Are you getting this unwanted visual condition from your digital device?1

Constantly being on a digital device is a way of life for most of us. Those smartphones, tablets, laptops, and desktop computers are all essential to how we live, work, and play.

And when we’re staring at these devices so much of our time, it will affect our vision, sooner or later.

One visual condition that typically results from natural aging—but can also be brought on by too much screen time— is called presbyopia. With this condition, it’s difficult to see up close, even though you can see far away just fine.

Other symptoms of presbyopia may be:

> Difficulty reading fine characters

> Difficulty seeing in dark places

> Eye strain

> Headache

> Stiff shoulders

> Dry eyes

Symptoms of presbyopia gradually begin to appear when you’re in your 30s, and generally get worse in your mid-40s. Of course, you can temporarily mitigate the effects of presbyopia by wearing glasses or contact lenses, and through various lifestyle modifications (such as enlarging the fonts on your devices, for example).

Note: An HCP diagnosis is always required to identify presbyopia.

Presbyopia had a reputation as being strictly a disease of the elderly. Lately, however, more young people are spending so much time looking at the screens of smartphones and other digital devices, that presbyopia is showing up much earlier in life. In fact, this condition has a new name: smartphone presbyopia.

How does presbyopia affect your eyes?

Two parts of the eye, the "crystalline lens" and the "ciliary muscle," are particularly involved in presbyopia.

The crystalline lens acts similarly to a lens in a camera. The ciliary muscle is its focusing mechanism, and adjusts the thickness of the crystalline lens by pulling and loosening it.

When the ciliary muscle contracts, the crystalline lens becomes thicker, and nearby objects come into focus. However, as we age, the lens can become stiff and tense, and lose elasticity. As a result, the thickness of the lens will not change, even if the ciliary muscle contracts. This can cause any nearby objects to be out of focus and difficult to see.

Smartphone presbyopia can occur when you’re staring at a closely held digital device for long stretches at a time. When this happens, the focus adjustment function of the ciliary muscle isn’t used, and the crystalline lens doesn’t move, so the elasticity of the lens is gradually lost. The ciliary muscles will remain shrunk and will not loosen, and the lens will remain thick and unable to thin.

How to deal with presbyopia

Presbyopia caused by aging cannot be prevented. However, most smartphone presbyopia in younger people recovers. Symptoms can be eased using the "eye stretch," and with eye drops, like Rohto® Digi Eye,® that relieve the symptoms of eye fatigue. But if you’re a young person and you think you have presbyopia symptoms, please see an ophthalmologist. Presbyopia always requires diagnosis and treatment from a healthcare professional. Rohto® Digi Eye® does not treat this condition.

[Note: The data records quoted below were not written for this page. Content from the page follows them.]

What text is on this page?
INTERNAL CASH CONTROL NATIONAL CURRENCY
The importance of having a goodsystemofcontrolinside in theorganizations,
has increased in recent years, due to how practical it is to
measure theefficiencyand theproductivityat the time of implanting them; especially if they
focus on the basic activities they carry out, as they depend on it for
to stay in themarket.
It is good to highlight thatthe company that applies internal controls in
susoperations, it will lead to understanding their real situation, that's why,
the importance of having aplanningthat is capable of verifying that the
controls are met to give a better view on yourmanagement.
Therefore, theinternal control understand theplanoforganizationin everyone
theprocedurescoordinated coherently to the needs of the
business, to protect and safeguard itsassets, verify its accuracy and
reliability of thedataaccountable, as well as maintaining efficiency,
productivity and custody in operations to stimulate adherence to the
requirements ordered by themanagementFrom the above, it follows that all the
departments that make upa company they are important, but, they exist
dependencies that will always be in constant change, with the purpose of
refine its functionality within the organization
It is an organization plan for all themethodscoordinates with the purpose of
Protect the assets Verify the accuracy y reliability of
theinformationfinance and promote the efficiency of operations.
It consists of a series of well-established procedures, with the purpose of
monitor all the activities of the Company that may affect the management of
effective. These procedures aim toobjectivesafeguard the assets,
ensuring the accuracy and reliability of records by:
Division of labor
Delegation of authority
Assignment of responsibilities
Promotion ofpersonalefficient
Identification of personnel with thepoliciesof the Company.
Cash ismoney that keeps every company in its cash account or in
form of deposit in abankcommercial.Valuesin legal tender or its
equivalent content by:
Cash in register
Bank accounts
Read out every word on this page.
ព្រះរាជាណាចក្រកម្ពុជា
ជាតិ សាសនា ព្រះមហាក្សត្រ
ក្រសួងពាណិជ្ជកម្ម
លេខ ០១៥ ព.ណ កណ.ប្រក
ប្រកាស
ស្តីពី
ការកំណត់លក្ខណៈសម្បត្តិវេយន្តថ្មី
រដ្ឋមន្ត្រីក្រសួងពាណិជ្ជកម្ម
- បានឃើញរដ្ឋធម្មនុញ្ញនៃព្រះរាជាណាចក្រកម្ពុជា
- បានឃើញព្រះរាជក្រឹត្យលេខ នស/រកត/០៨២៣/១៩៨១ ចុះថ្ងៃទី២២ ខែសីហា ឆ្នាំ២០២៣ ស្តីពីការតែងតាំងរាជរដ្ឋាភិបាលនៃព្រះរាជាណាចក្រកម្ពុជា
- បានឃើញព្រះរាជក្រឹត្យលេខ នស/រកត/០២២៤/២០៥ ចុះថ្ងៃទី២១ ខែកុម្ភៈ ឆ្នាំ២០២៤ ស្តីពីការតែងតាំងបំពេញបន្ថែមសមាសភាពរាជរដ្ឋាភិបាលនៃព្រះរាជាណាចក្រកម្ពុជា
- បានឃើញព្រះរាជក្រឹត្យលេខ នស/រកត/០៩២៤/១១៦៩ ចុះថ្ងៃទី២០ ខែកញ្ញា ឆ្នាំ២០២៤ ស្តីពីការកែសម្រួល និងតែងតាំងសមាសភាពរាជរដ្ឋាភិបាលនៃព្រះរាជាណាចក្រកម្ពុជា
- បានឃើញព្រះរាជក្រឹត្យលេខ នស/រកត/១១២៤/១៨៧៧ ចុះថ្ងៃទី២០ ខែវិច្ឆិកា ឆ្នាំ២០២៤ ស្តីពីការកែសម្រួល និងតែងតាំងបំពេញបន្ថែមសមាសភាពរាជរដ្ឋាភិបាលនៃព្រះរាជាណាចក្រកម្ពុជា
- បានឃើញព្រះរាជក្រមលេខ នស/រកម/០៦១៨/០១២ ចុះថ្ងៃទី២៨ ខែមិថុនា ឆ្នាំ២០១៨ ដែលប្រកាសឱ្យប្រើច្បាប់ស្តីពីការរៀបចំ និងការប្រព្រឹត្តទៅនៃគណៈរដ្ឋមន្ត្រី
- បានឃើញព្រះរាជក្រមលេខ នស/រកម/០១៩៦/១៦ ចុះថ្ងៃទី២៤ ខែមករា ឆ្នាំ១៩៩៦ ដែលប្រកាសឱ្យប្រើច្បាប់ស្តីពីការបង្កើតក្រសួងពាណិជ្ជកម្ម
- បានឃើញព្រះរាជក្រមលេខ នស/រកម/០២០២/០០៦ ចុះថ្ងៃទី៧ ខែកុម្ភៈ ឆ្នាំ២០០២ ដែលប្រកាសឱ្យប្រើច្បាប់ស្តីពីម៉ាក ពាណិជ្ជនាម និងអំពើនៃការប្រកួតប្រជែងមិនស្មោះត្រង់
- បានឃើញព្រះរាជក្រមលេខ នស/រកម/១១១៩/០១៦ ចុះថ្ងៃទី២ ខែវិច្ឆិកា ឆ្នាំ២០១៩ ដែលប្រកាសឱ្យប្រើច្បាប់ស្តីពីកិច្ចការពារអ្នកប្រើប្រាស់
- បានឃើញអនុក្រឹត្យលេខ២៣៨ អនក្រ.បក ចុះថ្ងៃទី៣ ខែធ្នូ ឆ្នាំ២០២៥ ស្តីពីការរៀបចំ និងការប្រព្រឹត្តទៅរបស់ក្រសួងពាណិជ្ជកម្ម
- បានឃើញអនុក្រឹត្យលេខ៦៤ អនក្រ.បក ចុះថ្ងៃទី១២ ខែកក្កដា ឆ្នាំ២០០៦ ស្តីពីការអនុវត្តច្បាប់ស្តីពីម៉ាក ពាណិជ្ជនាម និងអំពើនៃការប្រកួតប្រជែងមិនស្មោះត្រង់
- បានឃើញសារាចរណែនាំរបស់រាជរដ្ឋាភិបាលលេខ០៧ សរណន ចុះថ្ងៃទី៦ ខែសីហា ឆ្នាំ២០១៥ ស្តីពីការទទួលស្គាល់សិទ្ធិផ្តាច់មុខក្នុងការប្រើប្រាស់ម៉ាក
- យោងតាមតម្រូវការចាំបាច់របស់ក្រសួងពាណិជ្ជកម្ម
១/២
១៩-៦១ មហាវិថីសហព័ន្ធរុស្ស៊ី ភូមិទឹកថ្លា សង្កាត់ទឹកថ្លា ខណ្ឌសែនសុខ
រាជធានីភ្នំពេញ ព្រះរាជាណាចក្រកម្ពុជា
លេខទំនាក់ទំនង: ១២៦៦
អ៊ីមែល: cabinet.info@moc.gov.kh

Here are a few measures that may help delay the onset of presbyopia and its symptoms:

1. Exercise your eyes with eye stretches

It’s not good for the eyes to keep focusing on close objects for a long time. Exercises that focus on longer distances can be beneficial.

To perform eye stretches, move the line of sight to a distance (the distance where the focus is barely in focus) about once every 10 minutes, and then return it to the original state when it is in focus.

By consciously moving your focus, you move both the ciliary muscle and crystalline lens. The blood vessels in the ciliary muscle also expand and contract, which improves blood circulation and makes it harder for you to get tired.

It’s also helpful to look up at your ceiling from time to time, instead of horizontally.

These exercises are effective for both age-induced presbyopia and for smartphone presbyopia. And they can be performed even while wearing glasses and contact lenses.

2. Use eye drops that are effective in relieving eye strain

Eye drops specially formulated to relieve symptoms of digital eye strain, such as Rohto® Digi Eye®, can soothe redness, dryness, and irritation.

3. Eat foods rich in astaxanthin and lutein

Astaxanthin and lutein remove active oxygen and free radicals, and help relieve eye strain. Lutein is found in spinach, broccoli, pumpkin, and carrots, while astaxanthin is found in the red coloring of salmon, salmon roe, shrimp, and crab. If it’s difficult for you to get these foods in your diet, ask your health care professional if taking oral supplements is right for you.

4. Do some light exercise before going to bed

Sleep is closely related to the autonomic nerves (sympathetic nerves and parasympathetic nerves). The sympathetic nerves dominate when you’re awake or tense, and the parasympathetic nerves dominate when you’re sleeping or relaxing.

When you switch from the sympathetic nerves to the parasympathetic nerves, you sleep better. However, when you’re looking at a smartphone or other digital device, the sympathetic nerves are dominant, making it more difficult to sleep and impairing sleep quality.

If you look at your smartphone before going to bed, do some light exercises, such as stretching, to give your sympathetic nerves an edge so you can sleep better.

This information is for educational purposes only. Always seek a health care professional for any bodily injury, trauma, sign, or symptom that is affecting your health.